Quinn also proposed consolidating school districts, perhaps his most provocative idea that does deserve much more study. With little detail, he suggests that cutting two-thirds of superintendent salaries would save the state $100 million. Another $13 million from eliminating regional superintendents would be spent in classrooms, which cannot be counted as savings to the state at all.

Some of Quinn’s fellow Democrats suggest the governor wants to spend some of the borrowing proceeds on current state operations rather than on old bills. Quinn’s budget chief David Vaught vehemently denies that. And so the same old stale arguing goes in the state capitol.

After Quinn’s address, we heard several veteran state leaders demand that critics step up with alternatives to borrowing.
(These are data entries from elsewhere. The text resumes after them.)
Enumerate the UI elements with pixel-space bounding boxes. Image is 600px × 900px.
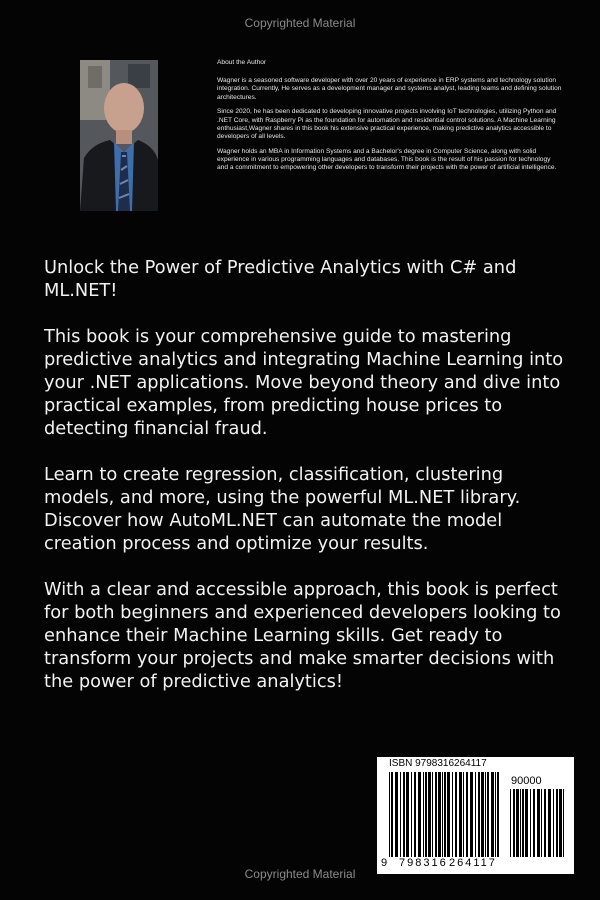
about-paragraph: Wagner is a seasoned software developer with over 20 years of experience in ERP systems and technology solution integration. Currently, He serves as a development manager and systems analyst, leading teams and defining solution architectures. — [217, 77, 562, 101]
barcode-digit-group: 798316 — [399, 857, 448, 869]
isbn-label: ISBN 9798316264117 — [389, 758, 487, 769]
blurb-paragraph: With a clear and accessible approach, this book is perfect for both beginners and experienced developers looking to enhance their Machine Learning skills. Get ready to transform your projects and make smarter decisions with the power of predictive analytics! — [44, 579, 561, 692]
copyright-watermark-bottom: Copyrighted Material — [244, 867, 356, 881]
about-author-section — [217, 59, 562, 179]
blurb-headline: Unlock the Power of Predictive Analytics with C# and ML.NET! — [44, 257, 517, 301]
book-description — [44, 256, 564, 716]
blurb-paragraph: This book is your comprehensive guide to mastering predictive analytics and integrating Machine Learning into your .NET applications. Move beyond theory and dive into practical examples, from predicting house prices to detecting financial fraud. — [44, 326, 564, 439]
copyright-watermark-top: Copyrighted Material — [244, 16, 356, 30]
author-photo — [80, 60, 158, 211]
price-code: 90000 — [511, 775, 542, 787]
about-author-title: About the Author — [217, 59, 267, 66]
barcode-digit-prefix: 9 — [381, 857, 388, 869]
barcode-digit-group: 264117 — [449, 857, 497, 869]
blurb-paragraph: Learn to create regression, classification, clustering models, and more, using the powerful ML.NET library. Discover how AutoML.NET can automate the model creation process and optimize your results. — [44, 464, 521, 554]
isbn-barcode — [377, 757, 574, 874]
author-portrait-image — [80, 60, 158, 211]
about-paragraph: Wagner holds an MBA in Information Systems and a Bachelor's degree in Computer Science, along with solid experience in various programming languages and databases. This book is the result of his passion for technology and a commitment to empowering other developers to transform their projects with the power of artificial intelligence. — [217, 147, 557, 172]
about-paragraph: Since 2020, he has been dedicated to developing innovative projects involving IoT technologies, utilizing Python and .NET Core, with Raspberry Pi as the foundation for automation and residential control solutions. A Machine Learning enthusiast,Wagner shares in this book his extensive practical experience, making predictive analytics accessible to developers of all levels. — [217, 108, 557, 140]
Ladies and gentlemen, that’s your job. Several of you made this mess. We expect you to fix it. We elected you to lead and innovate. Instead, we have a governor who promised a state union just before the election that he wouldn’t lay any of its members off until mid 2012.

Nonetheless, leaders, you asked for alternatives. Let’s start with these: Rescind that promise to the union of no layoffs. Cut state salaries more. Don’t add nearly 800 new state workers as you plan. Approve a plan to trim future pension benefits for current state workers. Require state retirees to pay a fair portion of their health care coverage. Commit to freezing spending to last year’s level or lower. Consolidate the treasurer and comptroller’s offices to save $10 million. Work now with both political parties to craft a better plan and generate more ideas.

We understand the state is in crisis and the solutions will be painful. We don’t believe schools, social service agencies and others should suffer any more from a deadbeat state than they already have. We buy the argument that delaying paying old bills will drive up costs and drive out some jobs.

But borrowing your way out is what you did to create this structural deficit. Spending more than you take in only adds to the problem and increases the likelihood that the temporary tax hike won’t fade. And, as someone wiser than us once said, the definition of insanity is doing the same thing over and over again and expecting different results.